Anita

Anne Dunhill was interviewed in yesterday’s Evening Standard. Here is my speech from the launch party of her new book, Anita, which took place last week at the Phoenix Artist Club.

Anne Dunhill has asked me to say a few words to introduce her to you and speak briefly about her book, Anita.  Even though I find it daunting to face such a distinguished audience as this one, I could hardly have refused her request. After all, is this not part of my duty as her publisher?  I promise not to bore you and will guarantee the brevity of my address.

Anne and I became friends on Facebook about a year ago, and it was through this medium that an introduction was forged. She told me about her manuscript and I invited her to show it to me.

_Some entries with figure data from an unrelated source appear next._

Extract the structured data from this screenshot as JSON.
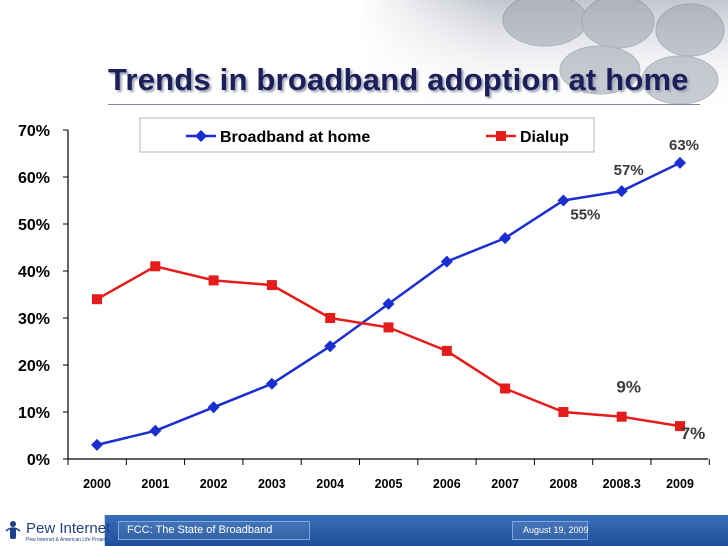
{
  "chart_data": {
    "type": "line",
    "title": "Trends in broadband adoption at home",
    "categories": [
      "2000",
      "2001",
      "2002",
      "2003",
      "2004",
      "2005",
      "2006",
      "2007",
      "2008",
      "2008.3",
      "2009"
    ],
    "series": [
      {
        "name": "Broadband at home",
        "color": "#1a2fd0",
        "marker": "diamond",
        "values": [
          3,
          6,
          11,
          16,
          24,
          33,
          42,
          47,
          55,
          57,
          63
        ]
      },
      {
        "name": "Dialup",
        "color": "#e51c1c",
        "marker": "square",
        "values": [
          34,
          41,
          38,
          37,
          30,
          28,
          23,
          15,
          10,
          9,
          7
        ]
      }
    ],
    "ylim": [
      0,
      70
    ],
    "yticks": [
      0,
      10,
      20,
      30,
      40,
      50,
      60,
      70
    ],
    "ytick_labels": [
      "0%",
      "10%",
      "20%",
      "30%",
      "40%",
      "50%",
      "60%",
      "70%"
    ],
    "xlabel": "",
    "ylabel": "",
    "grid": false,
    "legend_position": "top-center",
    "annotations": [
      {
        "text": "63%",
        "series": 0,
        "index": 10
      },
      {
        "text": "57%",
        "series": 0,
        "index": 9
      },
      {
        "text": "55%",
        "series": 0,
        "index": 8
      },
      {
        "text": "9%",
        "series": 1,
        "index": 9
      },
      {
        "text": "7%",
        "series": 1,
        "index": 10
      }
    ]
  },
  "footer": {
    "logo_text": "Pew Internet",
    "logo_sub": "Pew Internet & American Life Project",
    "presentation": "FCC: The State of Broadband",
    "date": "August 19, 2009"
  },
  "colors": {
    "accent": "#1d1f5a",
    "footer": "#2a5ba8"
  }
}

I read it over one weekend and rang her on the Monday to say how pleased I would be to publish it.

Anita is basically a memoir of a beautiful and beloved daughter lost in the prime of her life to cancer, though it also tells Anne’s unusual story.

Back in 1969 she was a twenty-two-year-old with a successful modelling career, in flight from a marriage to a violent husband, but taken under the wing of her Aunt Dorothy, who bundled her off on a cruise ship to relieve the pressure. When the ship docked in Venice, she was introduced to Count Roberto Ferruzzi, a renowned Venetian artist, nineteen years her senior. He offered her protection and a refuge. They were together for six years and had two children, Ingo and Anita.

So on one level the book charts Anne’s life as a wife who in many ways experienced difficult marriages, yet managed to bring up two separate families whilst living her life to the full in the glittering Venetian social scene. Surprisingly, and much to her credit, she managed to cope with the vicissitudes life dealt out to her and  a frequently changing environment, showing great tenacity yet bereft of any bitterness.

It is, however, her daughter, Anita, who is the undoubted heroine and focus of the book. In the way of mother and daughter relationships, theirs was sometimes  problematic and often tempestuous, but over time they moved through their parallels and differences to arrive at harmony and reconciliation.

At this point, with a cruel irony, the diagnosis of Anita’s illness struck like a thunder clap and she died only six weeks later in 2009.

This is a book that took immense courage to write as a tribute to the daughter Anne lost through their rifts, and found again, but then lost forever. She deals with the whole tragedy and its traumas with a heart-breaking emotion that is unforgettable. Her story is deftly told and utterly moving. The pain is unconcealed, and no one can deny the triumph of having been able to write it down.

To quote her own words:

‘Shortly before going into hospital, Anita asked me almost playfully what I’d do if she died. Taken aback, I allowed myself for once to be spontaneous. Oh, it would be the end of me, I cried. At this she got very distressed and made me promise I’d keep going after her death. So of course I did. Since she died, I have sometimes asked what on earth the point is of me remaining here once my child has gone, but my thoughts always come back to this conversation, and I feel I should stick around as promised, even if I don’t know why.’

It is certainly a story to bring tears to the eyes of the most hardened reader, and I urge every one of you assembled here to buy more than one copy of Anita as a tribute to Anne’s account, which has all the honesty and dignity that the loss of a greatly loved daughter truly merits. However, we are not here this evening to mourn, but to celebrate the publication of Anne’s book with the support of as much joyous warmth as we can give her.